Siamo a Vicenza. Palazzetto dello Sport…

È il principale palazzetto dello sport del capoluogo berico. Un palazzetto dello sport che funziona molto male. Servizi igienici e spogliatoi carenti. Efficienza energetica nulla. L’impronta architettonica degli anni ’70 è l’unica cosa valida. Oggi è un’architettura completamente mangiata da un intervento impiantistico degli anni ’80. Tubi che soffocano la struttura. Un impianto abbruttito da un groviglio di tubi, che tra altro perde energia e di conseguenza la distribuisce male. Il nostro progetto è partito ovviamente dal lavoro impiantistico per cercare di eliminare il più possibile quell’ammasso di tubi e ripensare la funzionalizzazione architettonica ed energetica del palazzetto.

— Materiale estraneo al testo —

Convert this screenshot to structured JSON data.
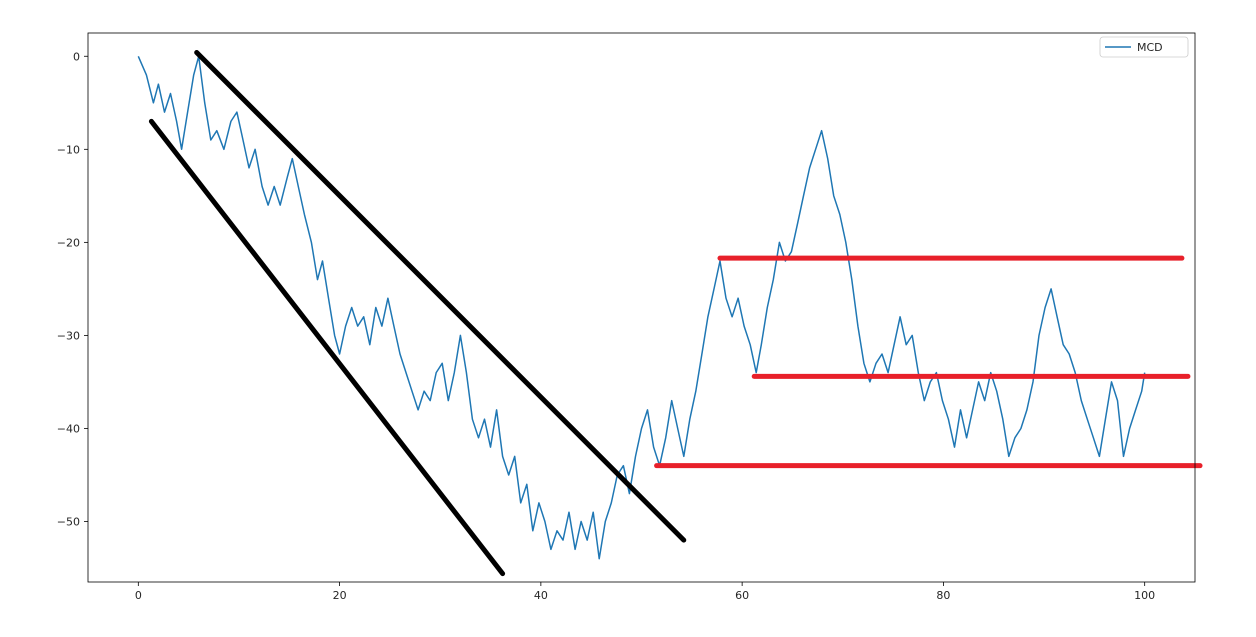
{
  "chart_data": {
    "type": "line",
    "title": "",
    "xlabel": "",
    "ylabel": "",
    "xlim": [
      -5,
      105
    ],
    "ylim": [
      -56.5,
      2.5
    ],
    "x_ticks": [
      0,
      20,
      40,
      60,
      80,
      100
    ],
    "y_ticks": [
      0,
      -10,
      -20,
      -30,
      -40,
      -50
    ],
    "grid": false,
    "legend": {
      "placement": "top-right",
      "entries": [
        "MCD"
      ]
    },
    "series": [
      {
        "name": "MCD",
        "color": "#1f77b4",
        "points": [
          [
            0,
            0
          ],
          [
            0.8,
            -2
          ],
          [
            1.5,
            -5
          ],
          [
            2,
            -3
          ],
          [
            2.6,
            -6
          ],
          [
            3.2,
            -4
          ],
          [
            3.8,
            -7
          ],
          [
            4.3,
            -10
          ],
          [
            4.9,
            -6
          ],
          [
            5.5,
            -2
          ],
          [
            6,
            0
          ],
          [
            6.6,
            -5
          ],
          [
            7.2,
            -9
          ],
          [
            7.8,
            -8
          ],
          [
            8.5,
            -10
          ],
          [
            9.2,
            -7
          ],
          [
            9.8,
            -6
          ],
          [
            10.4,
            -9
          ],
          [
            11,
            -12
          ],
          [
            11.6,
            -10
          ],
          [
            12.3,
            -14
          ],
          [
            12.9,
            -16
          ],
          [
            13.5,
            -14
          ],
          [
            14.1,
            -16
          ],
          [
            14.8,
            -13
          ],
          [
            15.3,
            -11
          ],
          [
            15.9,
            -14
          ],
          [
            16.5,
            -17
          ],
          [
            17.2,
            -20
          ],
          [
            17.8,
            -24
          ],
          [
            18.3,
            -22
          ],
          [
            18.9,
            -26
          ],
          [
            19.5,
            -30
          ],
          [
            20,
            -32
          ],
          [
            20.6,
            -29
          ],
          [
            21.2,
            -27
          ],
          [
            21.8,
            -29
          ],
          [
            22.4,
            -28
          ],
          [
            23,
            -31
          ],
          [
            23.6,
            -27
          ],
          [
            24.2,
            -29
          ],
          [
            24.8,
            -26
          ],
          [
            25.4,
            -29
          ],
          [
            26,
            -32
          ],
          [
            26.6,
            -34
          ],
          [
            27.2,
            -36
          ],
          [
            27.8,
            -38
          ],
          [
            28.4,
            -36
          ],
          [
            29,
            -37
          ],
          [
            29.6,
            -34
          ],
          [
            30.2,
            -33
          ],
          [
            30.8,
            -37
          ],
          [
            31.4,
            -34
          ],
          [
            32,
            -30
          ],
          [
            32.6,
            -34
          ],
          [
            33.2,
            -39
          ],
          [
            33.8,
            -41
          ],
          [
            34.4,
            -39
          ],
          [
            35,
            -42
          ],
          [
            35.6,
            -38
          ],
          [
            36.2,
            -43
          ],
          [
            36.8,
            -45
          ],
          [
            37.4,
            -43
          ],
          [
            38,
            -48
          ],
          [
            38.6,
            -46
          ],
          [
            39.2,
            -51
          ],
          [
            39.8,
            -48
          ],
          [
            40.4,
            -50
          ],
          [
            41,
            -53
          ],
          [
            41.6,
            -51
          ],
          [
            42.2,
            -52
          ],
          [
            42.8,
            -49
          ],
          [
            43.4,
            -53
          ],
          [
            44,
            -50
          ],
          [
            44.6,
            -52
          ],
          [
            45.2,
            -49
          ],
          [
            45.8,
            -54
          ],
          [
            46.4,
            -50
          ],
          [
            47,
            -48
          ],
          [
            47.6,
            -45
          ],
          [
            48.2,
            -44
          ],
          [
            48.8,
            -47
          ],
          [
            49.4,
            -43
          ],
          [
            50,
            -40
          ],
          [
            50.6,
            -38
          ],
          [
            51.2,
            -42
          ],
          [
            51.8,
            -44
          ],
          [
            52.4,
            -41
          ],
          [
            53,
            -37
          ],
          [
            53.6,
            -40
          ],
          [
            54.2,
            -43
          ],
          [
            54.8,
            -39
          ],
          [
            55.4,
            -36
          ],
          [
            56,
            -32
          ],
          [
            56.6,
            -28
          ],
          [
            57.2,
            -25
          ],
          [
            57.8,
            -22
          ],
          [
            58.4,
            -26
          ],
          [
            59,
            -28
          ],
          [
            59.6,
            -26
          ],
          [
            60.2,
            -29
          ],
          [
            60.8,
            -31
          ],
          [
            61.4,
            -34
          ],
          [
            61.9,
            -31
          ],
          [
            62.5,
            -27
          ],
          [
            63.1,
            -24
          ],
          [
            63.7,
            -20
          ],
          [
            64.3,
            -22
          ],
          [
            64.9,
            -21
          ],
          [
            65.5,
            -18
          ],
          [
            66.1,
            -15
          ],
          [
            66.7,
            -12
          ],
          [
            67.3,
            -10
          ],
          [
            67.9,
            -8
          ],
          [
            68.5,
            -11
          ],
          [
            69.1,
            -15
          ],
          [
            69.7,
            -17
          ],
          [
            70.3,
            -20
          ],
          [
            70.9,
            -24
          ],
          [
            71.5,
            -29
          ],
          [
            72.1,
            -33
          ],
          [
            72.7,
            -35
          ],
          [
            73.3,
            -33
          ],
          [
            73.9,
            -32
          ],
          [
            74.5,
            -34
          ],
          [
            75.1,
            -31
          ],
          [
            75.7,
            -28
          ],
          [
            76.3,
            -31
          ],
          [
            76.9,
            -30
          ],
          [
            77.5,
            -34
          ],
          [
            78.1,
            -37
          ],
          [
            78.7,
            -35
          ],
          [
            79.3,
            -34
          ],
          [
            79.9,
            -37
          ],
          [
            80.5,
            -39
          ],
          [
            81.1,
            -42
          ],
          [
            81.7,
            -38
          ],
          [
            82.3,
            -41
          ],
          [
            82.9,
            -38
          ],
          [
            83.5,
            -35
          ],
          [
            84.1,
            -37
          ],
          [
            84.7,
            -34
          ],
          [
            85.3,
            -36
          ],
          [
            85.9,
            -39
          ],
          [
            86.5,
            -43
          ],
          [
            87.1,
            -41
          ],
          [
            87.7,
            -40
          ],
          [
            88.3,
            -38
          ],
          [
            88.9,
            -35
          ],
          [
            89.5,
            -30
          ],
          [
            90.1,
            -27
          ],
          [
            90.7,
            -25
          ],
          [
            91.3,
            -28
          ],
          [
            91.9,
            -31
          ],
          [
            92.5,
            -32
          ],
          [
            93.1,
            -34
          ],
          [
            93.7,
            -37
          ],
          [
            94.3,
            -39
          ],
          [
            94.9,
            -41
          ],
          [
            95.5,
            -43
          ],
          [
            96.1,
            -39
          ],
          [
            96.7,
            -35
          ],
          [
            97.3,
            -37
          ],
          [
            97.9,
            -43
          ],
          [
            98.5,
            -40
          ],
          [
            99.1,
            -38
          ],
          [
            99.7,
            -36
          ],
          [
            100,
            -34
          ]
        ]
      }
    ],
    "annotations": [
      {
        "kind": "trendline",
        "color": "#000000",
        "from": [
          5.8,
          0.4
        ],
        "to": [
          54.2,
          -52
        ]
      },
      {
        "kind": "trendline",
        "color": "#000000",
        "from": [
          1.3,
          -7
        ],
        "to": [
          36.2,
          -55.6
        ]
      },
      {
        "kind": "hline",
        "color": "#e8202a",
        "y": -21.7,
        "x_from": 57.8,
        "x_to": 103.7
      },
      {
        "kind": "hline",
        "color": "#e8202a",
        "y": -34.4,
        "x_from": 61.2,
        "x_to": 104.3
      },
      {
        "kind": "hline",
        "color": "#e8202a",
        "y": -44,
        "x_from": 51.5,
        "x_to": 105.5
      }
    ]
  }
}
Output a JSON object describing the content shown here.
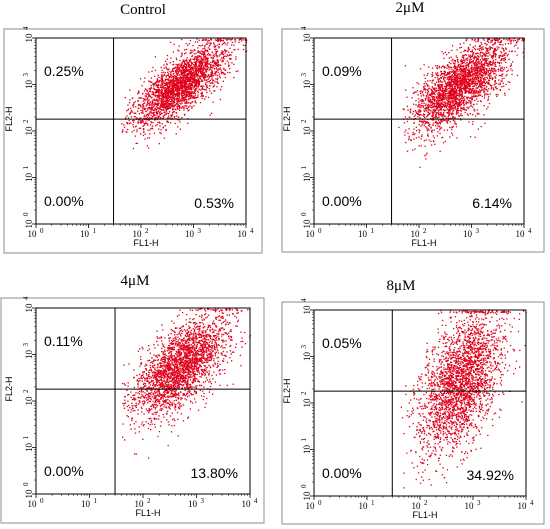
{
  "chart_data": [
    {
      "type": "scatter",
      "title": "Control",
      "xlabel": "FL1-H",
      "ylabel": "FL2-H",
      "xscale": "log",
      "yscale": "log",
      "xlim": [
        1,
        10000
      ],
      "ylim": [
        1,
        10000
      ],
      "tick_labels": [
        "10",
        "10",
        "10",
        "10",
        "10"
      ],
      "tick_exponents": [
        "0",
        "1",
        "2",
        "3",
        "4"
      ],
      "gate": {
        "x": 30,
        "y": 180
      },
      "quadrants": {
        "upper_left": "0.25%",
        "lower_left": "0.00%",
        "lower_right": "0.53%"
      },
      "cloud": {
        "x_center_log": 2.75,
        "y_center_log": 3.0,
        "x_spread": 0.45,
        "y_spread": 0.45,
        "correlation": 0.75,
        "color": "#e0001b"
      }
    },
    {
      "type": "scatter",
      "title": "2μM",
      "xlabel": "FL1-H",
      "ylabel": "FL2-H",
      "xscale": "log",
      "yscale": "log",
      "xlim": [
        1,
        10000
      ],
      "ylim": [
        1,
        10000
      ],
      "tick_labels": [
        "10",
        "10",
        "10",
        "10",
        "10"
      ],
      "tick_exponents": [
        "0",
        "1",
        "2",
        "3",
        "4"
      ],
      "gate": {
        "x": 30,
        "y": 180
      },
      "quadrants": {
        "upper_left": "0.09%",
        "lower_left": "0.00%",
        "lower_right": "6.14%"
      },
      "cloud": {
        "x_center_log": 2.75,
        "y_center_log": 2.95,
        "x_spread": 0.45,
        "y_spread": 0.5,
        "correlation": 0.7,
        "color": "#e0001b"
      }
    },
    {
      "type": "scatter",
      "title": "4μM",
      "xlabel": "FL1-H",
      "ylabel": "FL2-H",
      "xscale": "log",
      "yscale": "log",
      "xlim": [
        1,
        10000
      ],
      "ylim": [
        1,
        10000
      ],
      "tick_labels": [
        "10",
        "10",
        "10",
        "10",
        "10"
      ],
      "tick_exponents": [
        "0",
        "1",
        "2",
        "3",
        "4"
      ],
      "gate": {
        "x": 30,
        "y": 180
      },
      "quadrants": {
        "upper_left": "0.11%",
        "lower_left": "0.00%",
        "lower_right": "13.80%"
      },
      "cloud": {
        "x_center_log": 2.7,
        "y_center_log": 2.75,
        "x_spread": 0.45,
        "y_spread": 0.55,
        "correlation": 0.65,
        "color": "#e0001b"
      }
    },
    {
      "type": "scatter",
      "title": "8μM",
      "xlabel": "FL1-H",
      "ylabel": "FL2-H",
      "xscale": "log",
      "yscale": "log",
      "xlim": [
        1,
        10000
      ],
      "ylim": [
        1,
        10000
      ],
      "tick_labels": [
        "10",
        "10",
        "10",
        "10",
        "10"
      ],
      "tick_exponents": [
        "0",
        "1",
        "2",
        "3",
        "4"
      ],
      "gate": {
        "x": 30,
        "y": 180
      },
      "quadrants": {
        "upper_left": "0.05%",
        "lower_left": "0.00%",
        "lower_right": "34.92%"
      },
      "cloud": {
        "x_center_log": 2.75,
        "y_center_log": 2.45,
        "x_spread": 0.4,
        "y_spread": 0.75,
        "correlation": 0.5,
        "color": "#e0001b"
      }
    }
  ]
}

L’interno del Palazzetto dello Sport di Vicenza

Il grande lavoro è stato dare un nuovo aspetto all’edificio. Abbiamo interpretato l’architettura anni ’70 dell’edificio integrandola con nuovi pareti colorate che si aprono come un fiore. Il nostro intervento si prefigge di distruggere il meno possibile, aggiungendo un nuovo stile che comunica con quello precedente. Entro quest’anno i lavori dovrebbero partire. Un palazzetto dello sport deve essere una struttura estremamente flessibile, concepita per essere utilizzata in più modi, a seconda delle esigenze dei tempi. L’uomo al centro della progettazione significa un rapporto forte con le abitudini e la cultura locale filtrato dalle condizioni ambientali.

Un’opera inconclusa suo malgrado?

Il mio primo edificio, dopo la scuola di Renzo Piano, è stato per Ferrovie dello Stato. Un centro di calcolo, uno realizzato a Mestre, mentre quello a Milano è rimasto sospeso. Un’opera pubblica ferma. Un edificio non considerato più necessario. Uno grande scheletro di balena abbandonato nelle vicinanze di Greco. Problemi di ordine, pubblico e igienico. Si potrebbe e dovrebbe ripulire completamente e rimettere il cantiere in moto. Dare un’identità e rispetto alla zona e alle persone che lo vivono. 

Ha ideato e costruito grandi edifici. Quale vorrebbe realizzare?

Un ospedale. Assolutamente d’avanguardia. Ne ho studiati molti. Tranne in pochi casi, e non italiani, le strutture ospedaliere sono tipologie architettoniche standard che vengono abbellite attraverso belle facciate e spazi comuni più gradevoli. Ora non si tratta più di abbellire. Ci vuole una rivoluzione, un cambiamento radicale. Vorrei stravolgerlo. E io ho in testa un nuovo modo di concepirlo.